Wed. Apr 24th, 2024

Why did you decide to follow the path you’re on right now? Are you sure it was the right decision? As college students, these are scary questions. The truth is, we don’t really know if we did the right thing. We’re spending countless hours studying, pulling all-nighters and writing essays with pages in the double digits, all based on a decision we made about our future when we were 18 years old. College almost encourages us to feel stressed about the choices we’ve made.

I sat down for a conversation with one of my friends from West Chester University because I know she thinks about this a lot as well. “Sometimes I catch myself comparing myself to my peers. I feel like I’ve chosen the wrong path when I’m sitting in class, looking around and thinking, ‘Why am I even here when everyone else is so much smarter and more prepared than I am?’ If everyone else is so much better at this than me, why should I even bother?”

We’re always wondering how things would have gone if we would have chosen something else, especially when we see our friends, so confident in the steps they are taking. If we actually talk to each other, though, we’ll find that we all feel the same. Comparing ourselves to each other can’t help because we are all on the same page when it comes down to it. None of us are sure that we’re actually doing the right thing because all of us were thrown into college and making grown-up decisions so quickly. 

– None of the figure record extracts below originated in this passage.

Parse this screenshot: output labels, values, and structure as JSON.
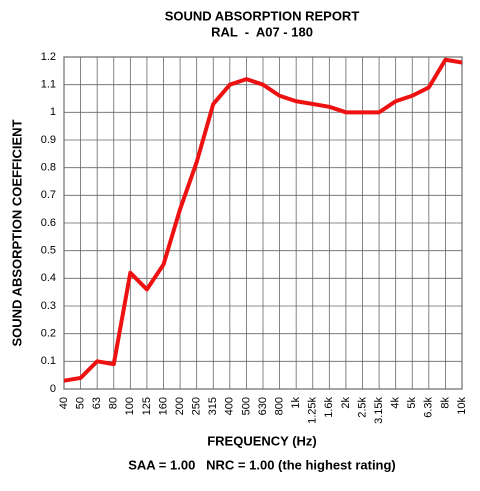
{
  "chart_data": {
    "type": "line",
    "title": "SOUND ABSORPTION REPORT",
    "subtitle": "RAL  -  A07 - 180",
    "x_label": "FREQUENCY (Hz)",
    "y_label": "SOUND ABSORPTION COEFFICIENT",
    "footer": "SAA = 1.00   NRC = 1.00 (the highest rating)",
    "categories": [
      "40",
      "50",
      "63",
      "80",
      "100",
      "125",
      "160",
      "200",
      "250",
      "315",
      "400",
      "500",
      "630",
      "800",
      "1k",
      "1.25k",
      "1.6k",
      "2k",
      "2.5k",
      "3.15k",
      "4k",
      "5k",
      "6.3k",
      "8k",
      "10k"
    ],
    "values": [
      0.03,
      0.04,
      0.1,
      0.09,
      0.42,
      0.36,
      0.45,
      0.65,
      0.82,
      1.03,
      1.1,
      1.12,
      1.1,
      1.06,
      1.04,
      1.03,
      1.02,
      1.0,
      1.0,
      1.0,
      1.04,
      1.06,
      1.09,
      1.19,
      1.18
    ],
    "color": "#ee1111",
    "ylim": [
      0,
      1.2
    ],
    "yticks": [
      0,
      0.1,
      0.2,
      0.3,
      0.4,
      0.5,
      0.6,
      0.7,
      0.8,
      0.9,
      1,
      1.1,
      1.2
    ],
    "grid": true
  }
}
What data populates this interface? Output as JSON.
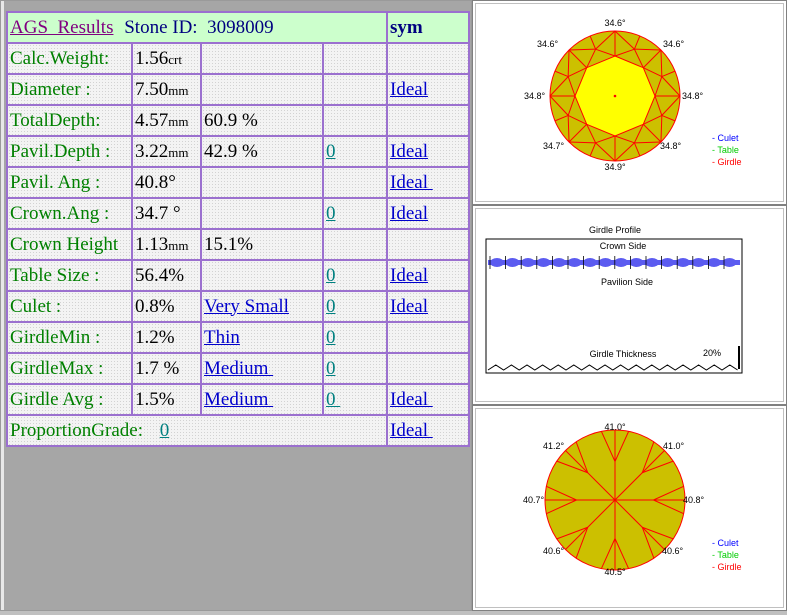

Comparing ourselves to each other can’t help because we are all on the same page when it comes down to it. None of us are sure that we’re actually doing the right thing because all of us were thrown into college and making grown-up decisions so quickly. 

“It’s unrealistic,” my friend says. “John Green said that we don’t just do one thing with our lives.” Although, that is how college makes it seem. “We are going to do tons of different things in our lifetimes.”

Our lives are not meant to be defined by the technical decisions we made in or before college. Finding your path doesn’t come from one definitive decision. The important outcomes are from how we choose to live our lives and who we choose to live them with. The major we’ve chosen or the internships we apply for or the job opportunities we miss won’t dictate how happy we are in the end. We need to realize that, as my friend says, “In the end, there is no such thing as the wrong path. I think that there are different paths, but I don’t believe any of them are necessarily wrong.” 

Even if you find out later that you should have made a different decision in your college career, you won’t be stuck in a dead-end. “A friend of mine always says it doesn’t matter what your degree is in, as long as you have one, it’s a step up.” Although our culture and all the work we’re doing and all the pressure makes us feel it, what we’re doing here doesn’t have to be permanent.

We need to remember that we’re making attempts to give ourselves a good future, and that’s what matters. It matters more that we want a good future and less what technical steps we’re taking to get there. “If you graduate with a major you love, awesome. If you graduate with a major you hate, that’s okay too.” We’ll be okay in the end. Or, as my friend says, “Global warming is going to kill us all anyway. Or the coronavirus, whichever comes first.”